Des critiques reprises et amplifiées par Le Figaro… « Autant le dire tout de suite, il faut prendre le projet de loi de finances 2017 pour ce qu’il est : un brouillon comptable déjà nul et non avenu, avant même d’être voté, s’exclame le quotidien d’opposition. Si la droite remporte l’élection présidentielle, comme cela paraît probable, il sera jeté aux orties dès l’été prochain. À en croire les programmes des candidats à la primaire, quel que soit l’heureux élu, un nouveau texte mêlant - enfin ! - baisses d’impôts et économies massives sera immédiatement soumis au Parlement. Mais si, par miracle, la gauche conserve la majorité, ce budget électoraliste, donc intenable, devra aussi être revu de fond en comble. Car, hormis l’inénarrable Michel Sapin, personne ne croit une minute à sa sincérité. »

Improbable synthèse

Les Echos qualifient ce budget 2017 de « typiquement hollandais », un budget, poursuit le quotidien économique, « qui tente une improbable synthèse (c’est l’adjectif du moment), entre signaux sympathiques mais timides envoyés aux contribuables, relance bien réelle de la dépense publique et maintien peu crédible des objectifs de réduction du déficit. François Hollande a voulu tout faire tenir dans sa copie budgétaire, pointent encore Les Echos, multipliant les signaux électoraux, sans avoir les moyens de ses ambitions. Cela donne une fois de plus le sentiment, pour paraphraser un ancien ministre de l’Economie visant désormais l’Elysée, que les choses sont faites " à moitié ". Sauf les tours de passe-passe budgétaires, indéniablement plus nombreux qu’à l’accoutumée pour une fin de mandature. Même si la situation est bien moins grave qu’à l'été 2012, le premier budget du prochain président ne sera pas une sinécure. Car la France n’aura plus droit à l’erreur. »

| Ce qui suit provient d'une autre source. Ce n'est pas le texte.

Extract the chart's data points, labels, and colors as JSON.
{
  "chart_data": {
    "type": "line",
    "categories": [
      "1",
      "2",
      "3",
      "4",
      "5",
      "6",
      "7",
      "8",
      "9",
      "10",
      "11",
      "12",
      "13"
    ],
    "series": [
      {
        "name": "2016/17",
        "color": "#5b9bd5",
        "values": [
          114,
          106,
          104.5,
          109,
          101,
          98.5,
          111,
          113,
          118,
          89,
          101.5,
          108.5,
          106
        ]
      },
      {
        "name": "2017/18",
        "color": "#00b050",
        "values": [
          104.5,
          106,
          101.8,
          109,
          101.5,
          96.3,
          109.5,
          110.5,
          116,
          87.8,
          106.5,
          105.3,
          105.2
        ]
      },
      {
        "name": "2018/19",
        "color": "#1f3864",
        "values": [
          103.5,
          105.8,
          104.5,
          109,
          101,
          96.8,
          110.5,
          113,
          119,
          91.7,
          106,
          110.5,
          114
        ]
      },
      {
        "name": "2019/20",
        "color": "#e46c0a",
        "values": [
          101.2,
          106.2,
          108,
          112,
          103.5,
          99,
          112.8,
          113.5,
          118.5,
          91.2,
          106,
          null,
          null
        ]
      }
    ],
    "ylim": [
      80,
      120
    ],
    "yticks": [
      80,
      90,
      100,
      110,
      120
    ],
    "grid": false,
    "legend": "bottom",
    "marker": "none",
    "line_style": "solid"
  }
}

Alors à quoi faut-il s’attendre l’année prochaine ? Ouest France pense avoir la réponse, avec comme hypothèse certaine la gauche battue à la présidentielle : « Quel que soit le vainqueur de la droite, il y aurait une suppression ou une refonte de l’ISF, une baisse plus ou moins importante de l’impôt sur le revenu et de l’impôt sur les sociétés, une hausse plus ou moins importante de la TVA. Dans tous les cas, la volonté est de faire descendre les prélèvements par l’ascenseur et la dépense publique par l’escalier. En clair, d’accroître le déficit, au moins pendant un temps. Mais, prévient Ouest France, tenir cette ligne présente deux gros dangers. Emprunter toujours plus nous expose à une hausse du loyer de l’argent. Les banques, y compris allemandes, sont dans un tel état de tension, en partie à cause des taux bas, qu’il vaut mieux l’anticiper. Et choisir une voie divergente en Europe risque d’accélérer la dislocation politique de l’Union. On est allé si loin dans l’asphyxie fiscale qu’à vouloir en sortir on se cogne la tête contre les murs. »

Faucon et colombe

A la Une également, la disparition de Shimon Peres… « Guerres et paix », titre Libération. En effet, précise le journal, « l’ancien président israélien, mort mercredi à 93 ans, était une figure incontournable de la politique israélienne. Prix Nobel de la paix en 1994, il restera aussi celui qui a bâti l’arsenal militaire du pays. »

Commentaire de Libération : « Cet homme qui ne dormait jamais portait en lui un rêve. Comme Rabin qui ne lésinait pas non plus sur la fermeté répressive, il avait compris que le salut de l’Etat juif résidait dans un compromis honorable avec les Palestiniens, et non dans une guerre de cent ans dont Israël a déjà vécu la moitié et ne voit toujours pas la fin. Les négociations d’Oslo qu’il a encouragées resteront son précieux héritage, même si cet accord incomplet est sans cesse remis en question. Deux Etats viables aux frontières reconnues, réunis par une coopération régionale réaliste : tel est son message, pointe Libération, par-delà la vie et la mort. On affecte aujourd’hui de s’en défier pour agiter les chimères d’une 'solution à un Etat', qui consacrerait la victoire totale d’un peuple et la perte de l’autre. Et comme aucun ne l’acceptera, la guerre, la guerre toujours recommencée. Pérès l’opportuniste a toujours suivi la même ligne, celle de l’accord entre ennemis. La seule qui vaille, malgré les drames et les larmes. »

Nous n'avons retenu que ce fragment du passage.